Várias acções de luta marcaram o início do dia em algumas escolas de Coimbra, devido à falta de assistentes operacionais, que colocam em causa a segurança e a qualidade do ensino.

Créditos / Pixabay

À porta da sede do Agrupamento de Escolas Rainha Santa Isabel, na Adémia, mais de 100 pais concentraram-se antes das 8h para protestar contra a situação «grave e preocupante» que se vive, segundo a presidente da Associação de Pais e Encarregados de Educação.

À agência Lusa, Edite Balaus salientou que o agrupamento é frequentado por 1300 alunos, distribuídos por 15 escolas que têm ao serviço 24 funcionários, quando deveriam ser 55, pelas contas da associação.

«Em causa está a segurança, a higiene, já que esta situação leva a que falte limpeza nas salas de aula e nas casas de banho», disse a presidente da Associação de Pais, frisando que a sede do agrupamento tem 503 alunos e absorve 11 assistentes operacionais.

Segundo Edite Balaus, há escolas «com uma higiene deplorável» e uma em que é a professora que «abre e fecha» o estabelecimento, além de uma outra escola frequentada por 93 alunos e onde há «apenas um funcionário».

«A Delegada Regional de Educação está avisada da situação desde o último ano lectivo e continua a dizer que os rácios estão a ser cumpridos, contando inclusivamente para esse rácio as funcionárias de baixa médica», lamentou a representante dos pais, salientando que os assistentes ao serviço estão «extenuados».

Também na Escola Solum Sul, os pais e encarregados de educação protestaram contra a falta de funcionários no estabelecimento, que é frequentado por 286 crianças e que actualmente tem apenas ao serviço quatro assistentes operacionais.

Sandra Vasconcelos, presidente da Associação de Pais e Encarregados de Educação daquela escola, disse à Lusa que a situação é mais grave porque a escola é frequentada por alunos com problemas de saúde e necessidades educativas. «A higiene é deficiente e há meninos que não fazem chichi na escola até os pais os virem buscar», denunciou a dirigente.

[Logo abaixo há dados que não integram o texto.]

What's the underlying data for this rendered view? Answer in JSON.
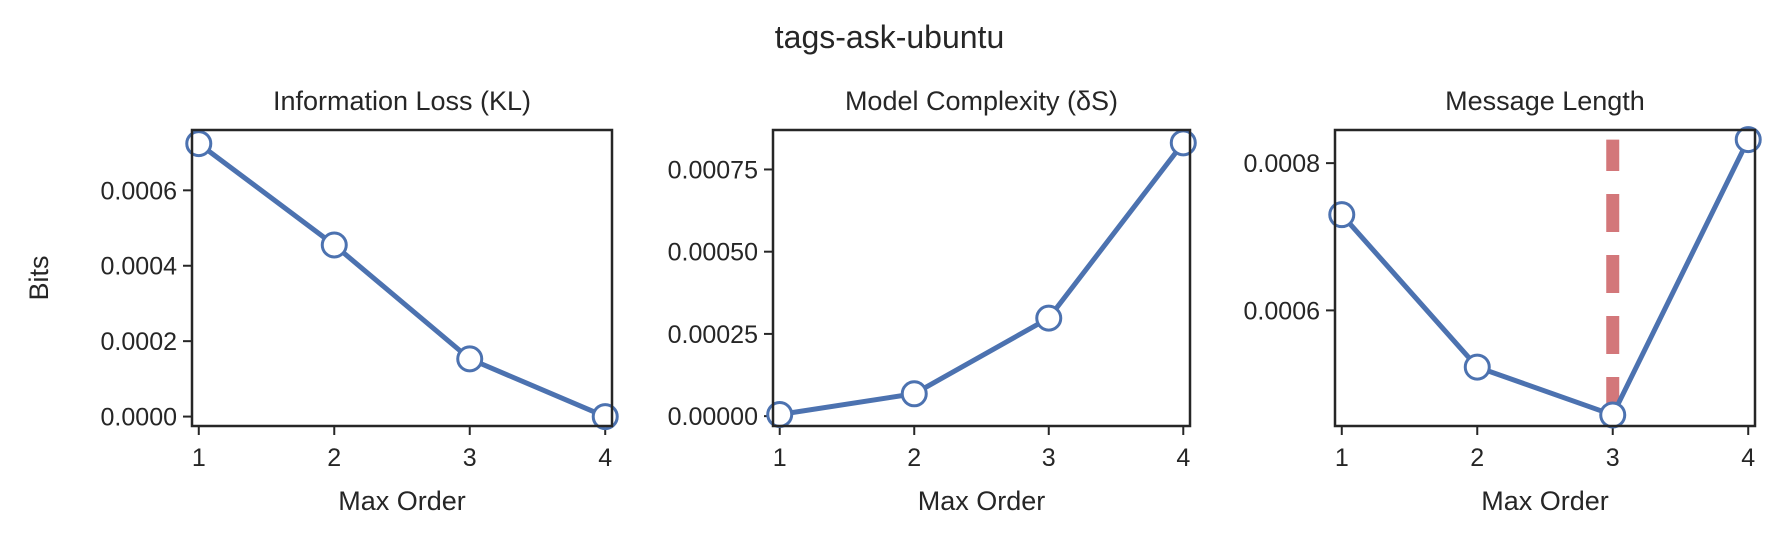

Na Escola Eugénio de Castro, que acolhe alunos do 5.º ao 9.º ano, os pais e encarregados de educação fecharam o estabelecimento a cadeado, no seguimento de uma deliberação tomada em assembleia-geral, também em protesto contra as más condições de higiene e segurança provocadas pela falta de funcionários. Entretanto, a PSP já reabriu a escola, mas os alunos não entraram.

«Esta manifestação é para mostrar a nossa preocupação e apreensão face ao que se está a viver nesta escola, que deveria ter 22 funcionários, mas que tem 21 atribuídos, dos quais sete estão de baixa médica», explicou Carlos Domingues, presidente da Associação de Pais e Encarregados de Educação da Eugénio de Castro.

O dirigente salientou ainda o facto de a escola ser antiga, constituída por pavilhões pré-fabricados dispersos, que «torna mais difícil» o trabalho dos assistentes operacionais, e ser frequentada por 920 alunos, mais 140 do que no anterior ano lectivo.